The pricing in group business right now is very stable. Small business, for the first time in several years, we're seeing that grow. We're in our second year of seeing some pretty nice growth in small group and we've had some favorable pricing. So that's been good for us.
The employers for the large groups are really wanting to have us help them find better solutions moving forward. They're looking to us to find creative ways to help them curb costs. Health insurance is still important to them. It's something that they use to attract and retain good talent.
Describe the negotiating environment between insurers and healthcare providers.
Traditionally, health plans and providers sat across the table from each other each year and argued over pricing. What you'll found is that we sort of reached the end of that line. We (now) see a partnership. We feel like we can work with providers. We can jointly set targets for cost savings for quality.

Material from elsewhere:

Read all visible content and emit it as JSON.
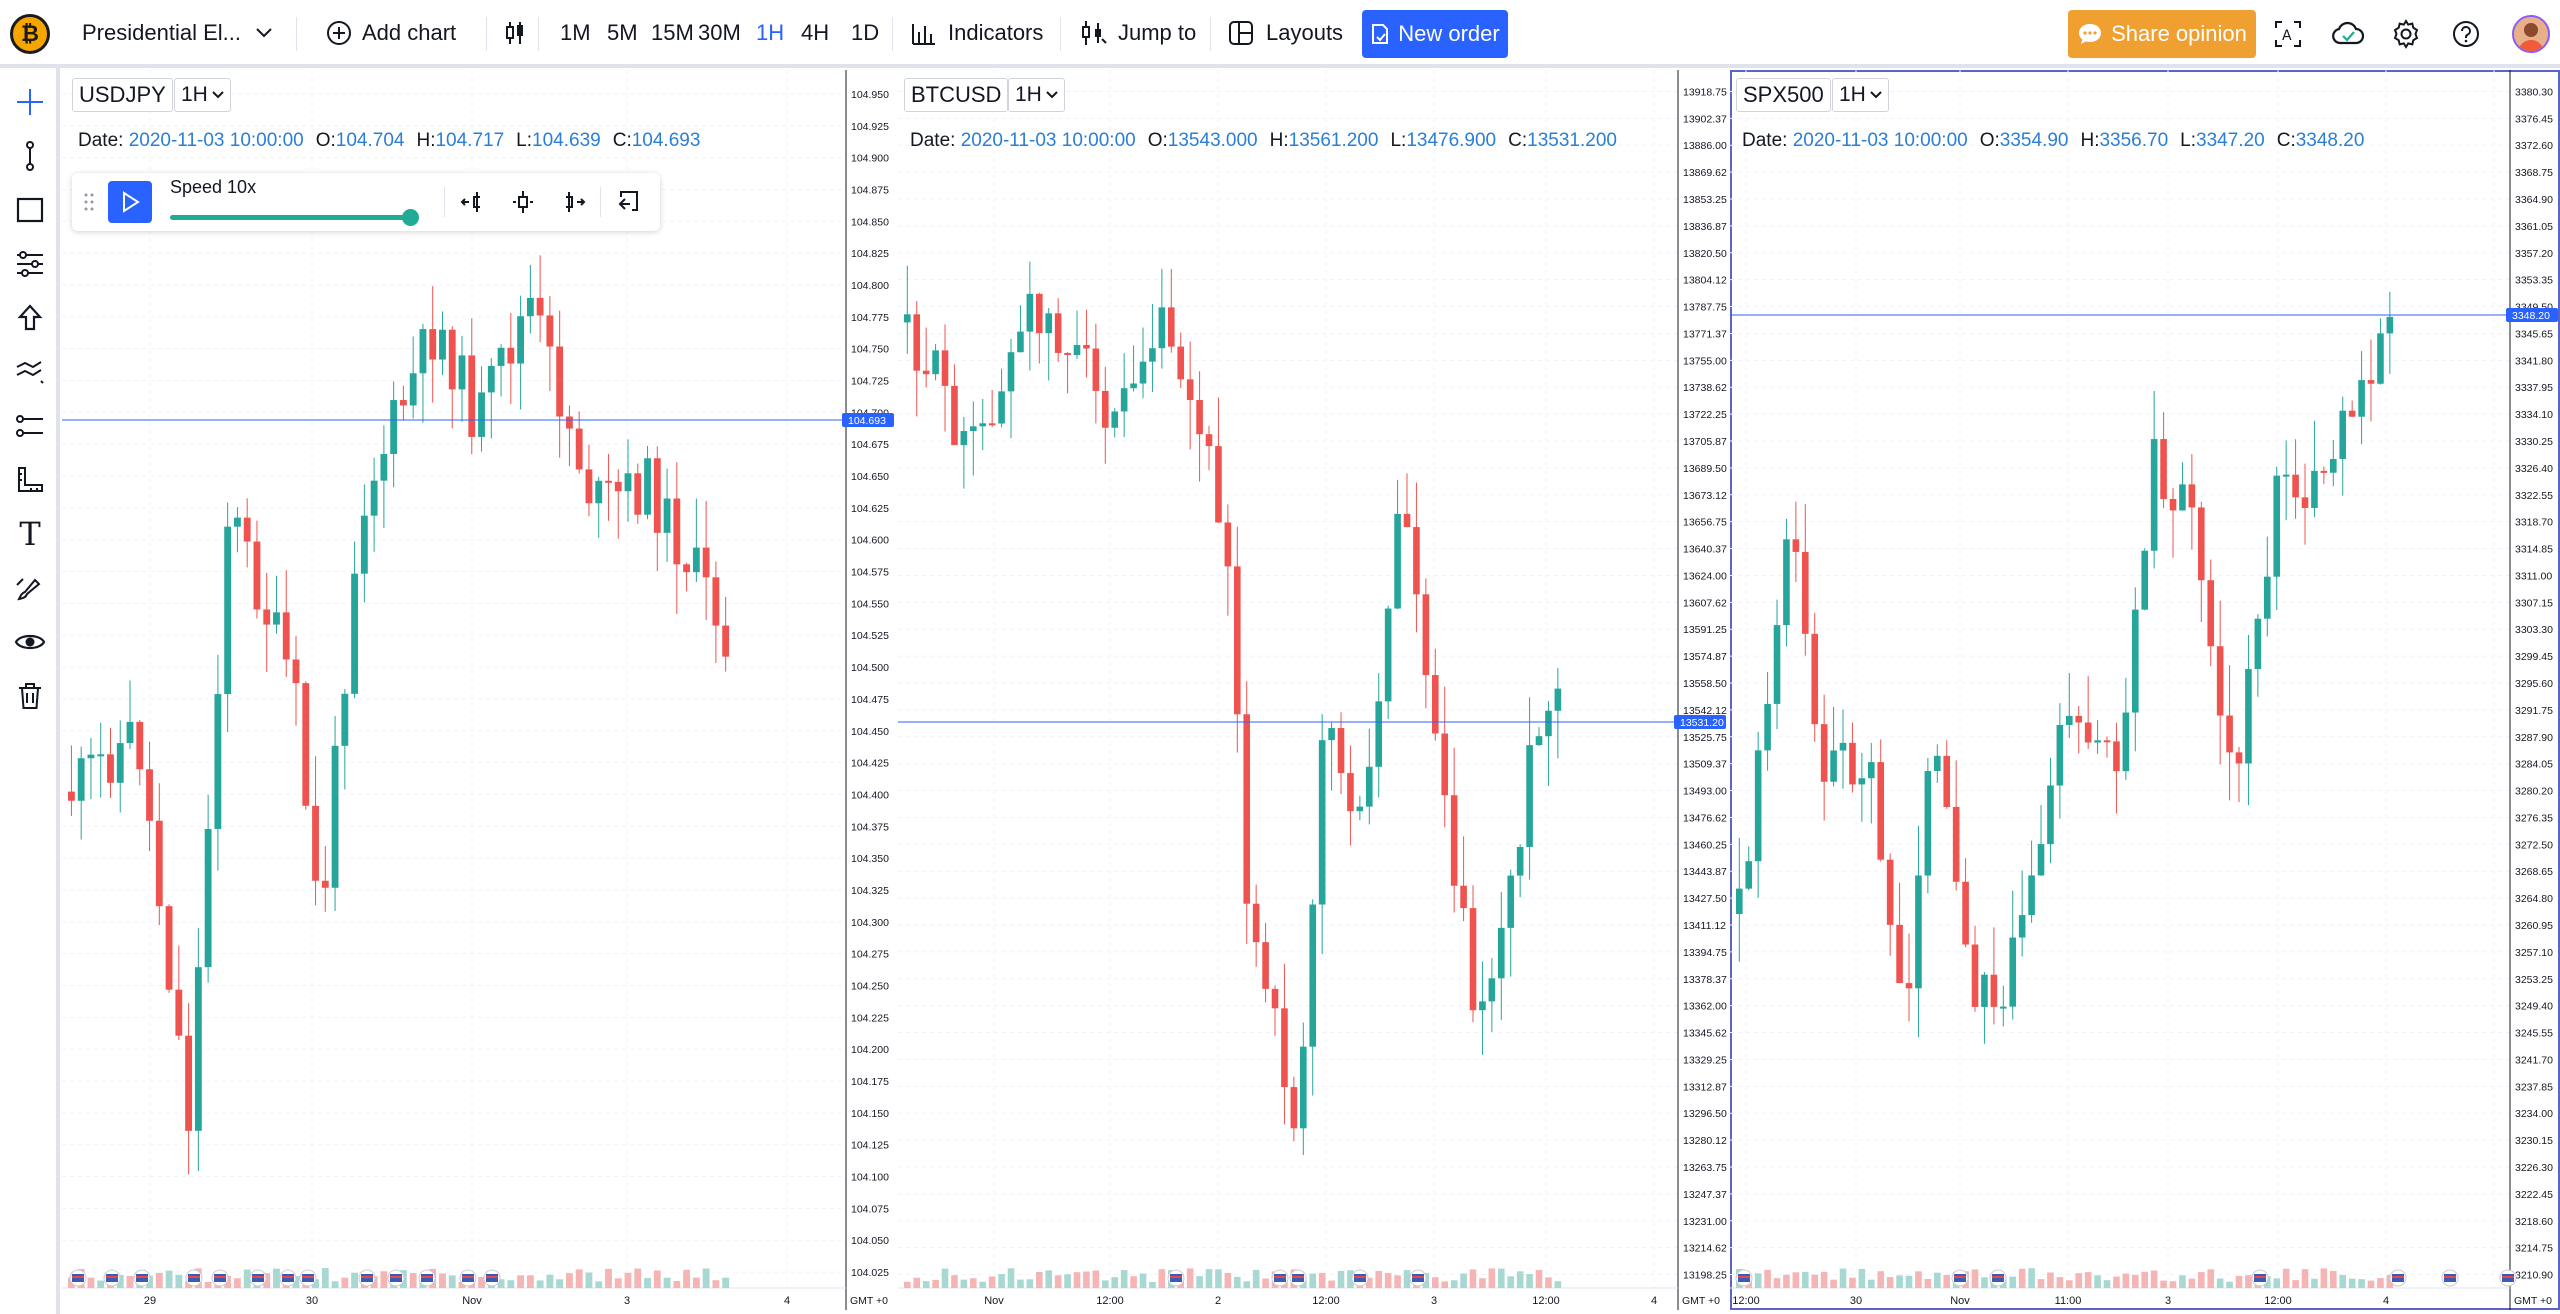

What we're starting to see now are relationships where we're not in an illness model just looking at the fee-for-service and getting paid for each activity. We're looking more at a model that's going to say, "How do I understand the health goals of a particular patient? How do I have a reimbursement situation where (patients are) adequately rewarded for good outcomes?" That's a complicated deal. It's been talked about for years.
What's contributed to that move from a more adversarial relationship to something you describe as more of a partnership?
The fact is healthcare deductibles have gotten so high. Health care costs are so high that it's getting to a point to where we have a huge affordability issue. We've had it for years and we've talked about it. Now you're starting to feel the effects of it.
This affordability issue is real and it's really impacting us. What we've been doing worked for a while, but it's not working anymore. We've got to take a different approach here.